Alma Vorster remembered - an orbituary by Professor Pippa Skotnes
Alma Vorster was one of the first two MFA students I supervised, along with my colleague Stephen Inggs in the late 1980s. The other was Jo Ractliffe. For both of us, they were challenging, committed students, engrossed in their work, and possessed of deep inner lives revealed in curious and engaging ways in their prints. Both had a view of a dark side of life, but also of its flipside – they recognised the magical. For Alma, the dark side along with its attendant fears and apprehensions was very much alive in her own life. As an undergraduate student, she appeared as withdrawn, keen not to be noticed, shy, even sullen, but during the years I worked with her she revealed a wonderful sense of humour, a sardonic sense of irony (often aimed at herself) a rich imagination, and a remarkable facility with materials, particularly in printmaking. She found her métier in etching.
As an MFA candidate, Alma was horrified by the idea she would have to write. Having to express herself verbally was difficult, and also implausible, since everything she wanted to say was wrapped up in the images she made. These images seemed to come from an unstable, half formed, constantly transforming universe that escaped definition even as each shape defined its edges with the crispness of a hardground line. Slowly, reluctantly she drew the words out of herself and her MFA, sparse as it is in any kind of theory or art history, remains a beautiful realisation of project in which a young artist presents not only her work to be examined, but an insight into the sources and references that were drawn into conversation with it.
In all my time at Michaelis I never encountered another student with Alma’s facility with intaglio techniques. She was able to lay the finest aquatint, burr the deepest black, create the beautiful grays of a mezzotint and the watery washes of a sugarlift. Her burnished whites glowed with the gentlest tonalities, and her figures, drawn from worlds of shamanic dreams and religious visions were conjured into existence and set to perform on dramatically lit stages, casting deep shadows.

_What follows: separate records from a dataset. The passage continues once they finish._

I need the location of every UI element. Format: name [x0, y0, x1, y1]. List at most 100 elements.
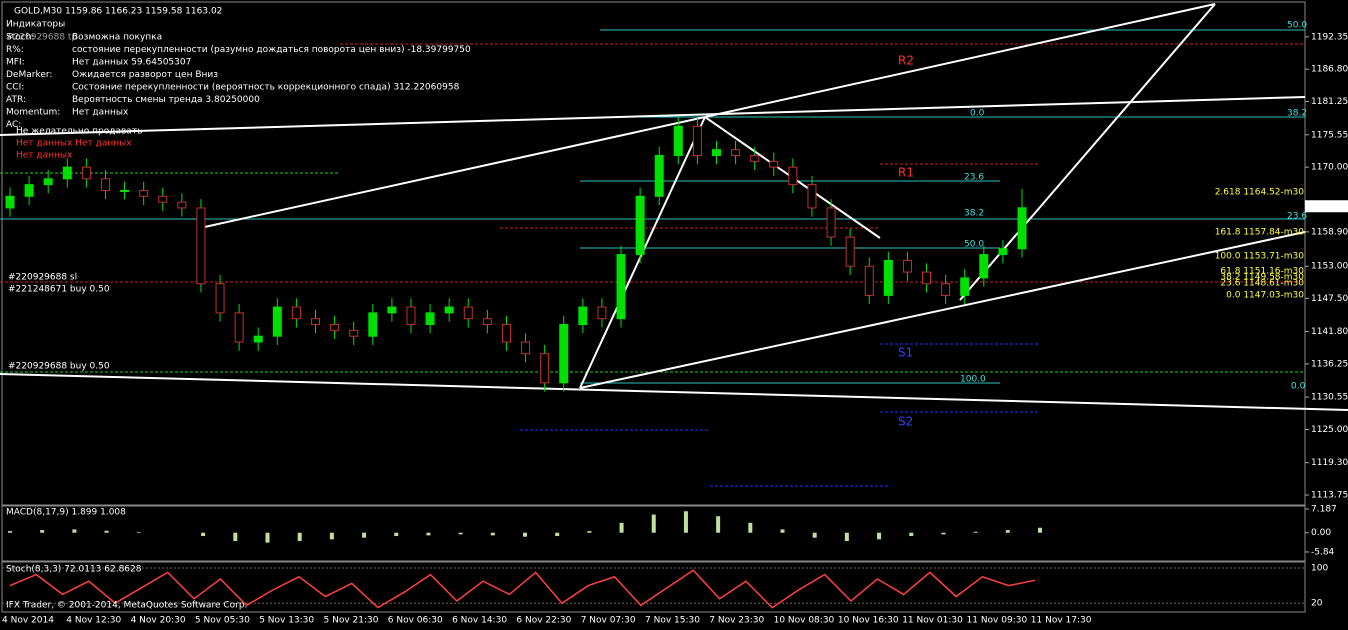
macd-bar: [523, 532, 527, 537]
stoch-frame: [1, 561, 1306, 613]
candle-body: [177, 201, 187, 209]
macd-bar: [233, 532, 238, 541]
macd-bar: [426, 532, 431, 536]
expansion-labels: 2.618 1164.52-m30 161.8 1157.84-m30 100.0 …: [1215, 188, 1305, 301]
x-tick-label: 6 Nov 06:30: [388, 616, 443, 626]
macd-bar: [973, 531, 978, 533]
macd-panel: [8, 511, 1042, 543]
y-tick-label: 1158.90: [1311, 227, 1348, 237]
ac-line: Нет данных: [16, 151, 73, 161]
candle-body: [769, 160, 779, 168]
macd-bar: [587, 531, 592, 533]
macd-bar: [1038, 527, 1042, 533]
levels: [0, 43, 1305, 487]
candle-body: [883, 259, 893, 296]
x-tick-label: 5 Nov 05:30: [195, 616, 250, 626]
candle-body: [482, 318, 492, 326]
x-tick-label: 7 Nov 15:30: [645, 616, 700, 626]
macd-bar: [297, 532, 302, 541]
candle-body: [444, 306, 454, 314]
stoch-line: [9, 569, 1036, 609]
pivot-label: S1: [898, 346, 913, 360]
candle-body: [979, 254, 989, 279]
candles: [5, 117, 1027, 392]
x-tick-label: 6 Nov 14:30: [452, 616, 507, 626]
expansion-label: 61.8 1151.16-m30: [1220, 267, 1304, 277]
macd-bar: [748, 522, 753, 533]
macd-label: MACD(8,17,9) 1.899 1.008: [6, 508, 126, 518]
pivot-label: R1: [898, 166, 914, 180]
y-tick-label: 1113.75: [1311, 491, 1348, 501]
y-tick-label: 1119.30: [1311, 458, 1348, 468]
trendlines: [0, 3, 1348, 411]
macd-tick-label: -5.84: [1311, 548, 1335, 558]
candle-body: [960, 277, 970, 296]
candle-body: [922, 271, 932, 285]
expansion-label: 23.6 1148.61-m30: [1220, 279, 1304, 289]
trendline: [199, 116, 706, 229]
stoch-panel: [2, 567, 1305, 609]
current-price-label: 1163.29: [1309, 202, 1346, 212]
candle-body: [902, 259, 912, 273]
candle-body: [139, 189, 149, 197]
candle-body: [540, 353, 550, 384]
candle-body: [559, 324, 569, 384]
main-frame: [1, 1, 1306, 506]
candle-body: [291, 306, 301, 320]
indicator-value: состояние перекупленности (разумно дожда…: [72, 45, 471, 55]
fib-label: 23.6: [964, 173, 984, 183]
macd-frame: [1, 505, 1306, 562]
stoch-tick-label: 20: [1311, 599, 1323, 609]
y-tick-label: 1147.50: [1311, 294, 1348, 304]
order-label: #220929688 tp: [6, 33, 77, 43]
x-tick-label: 4 Nov 20:30: [131, 616, 186, 626]
macd-bar: [458, 532, 463, 535]
fib-label: 50.0: [1287, 21, 1307, 31]
candle-body: [234, 312, 244, 343]
macd-bar: [716, 516, 721, 533]
macd-tick-label: 0.00: [1311, 528, 1331, 538]
candle-body: [654, 154, 664, 197]
macd-bar: [136, 532, 141, 533]
macd-bar: [651, 514, 656, 533]
candle-body: [311, 318, 321, 326]
indicator-value: Вероятность смены тренда 3.80250000: [72, 95, 260, 105]
macd-bar: [329, 532, 334, 540]
candle-body: [711, 149, 721, 156]
macd-bar: [394, 532, 399, 537]
candle-body: [215, 283, 225, 314]
trendline: [579, 231, 1306, 389]
macd-bar: [909, 532, 914, 537]
x-tick-label: 10 Nov 08:30: [774, 616, 835, 626]
y-tick-label: 1186.80: [1311, 65, 1348, 75]
ac-line: Нет данных Нет данных: [16, 139, 132, 149]
macd-bar: [362, 532, 367, 538]
macd-bar: [490, 532, 495, 536]
indicator-name: AC:: [6, 120, 21, 130]
candle-body: [330, 324, 340, 331]
macd-bar: [683, 511, 688, 533]
order-label: #220929688 sl: [8, 273, 77, 283]
trendline: [0, 96, 1306, 136]
candle-body: [43, 178, 53, 186]
candle-body: [463, 306, 473, 320]
expansion-label: 100.0 1153.71-m30: [1215, 252, 1305, 262]
candle-body: [120, 189, 130, 192]
expansion-label: 2.618 1164.52-m30: [1215, 188, 1305, 198]
candle-body: [196, 207, 206, 285]
x-tick-label: 11 Nov 01:30: [902, 616, 963, 626]
indicator-name: R%:: [6, 45, 24, 55]
x-tick-label: 11 Nov 17:30: [1031, 616, 1092, 626]
candle-body: [692, 125, 702, 156]
macd-bar: [555, 532, 560, 537]
y-tick-label: 1170.00: [1311, 163, 1348, 173]
expansion-label: 0.0 1147.03-m30: [1226, 291, 1304, 301]
candle-body: [253, 335, 263, 343]
candle-body: [845, 236, 855, 267]
candle-body: [158, 195, 168, 203]
macd-bar: [72, 529, 77, 533]
order-label: #220929688 buy 0.50: [8, 362, 110, 372]
macd-bar: [265, 532, 270, 543]
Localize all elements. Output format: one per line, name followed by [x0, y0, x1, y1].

After her MFA, which was awarded with distinction, she, along with Malcolm Payne and myself, started the Axeage Private Press. We wanted to produce editions of prints and books that drew together what we thought of as the ‘literary and the visual’. We worked in a studio at the top of Long Street in Cape Town and, while we were only together there for a few years, the idea of the Axeage Press has endured and it is the imprint under which Malcolm and I still publish prints. Alma taught for many years, on and off at Michaelis in the printmaking section, and the beautiful test plates that she made to demonstrate etching times and processes must be familiar to many generations of students in the department. She and I never kept in close contact in the years and decades after we established separate studios, but I was always aware of her work when she exhibited, and felt a deep sense of connection with her and a bond that resulted from our mutually instructive time as student and supervisor. She taught me much about what it means to try to see through another’s eyes with compassion, and reminded me recently, in a farewell note when I retired from active duty at Michaelis a few months ago, of the precious community we shared in the printmaking workshops of the ‘80s and ‘90s and the ways in which ‘our footprints have mingled’ since then.
Now, like the |xam whose footprints are blown away each by her own wind after death, Alma’s will mingle no longer. I regret, with such sadness, that dark day when she gathered her courage, or when it failed her, and she left this life. I am grateful for knowing her, and for her work which yet survives.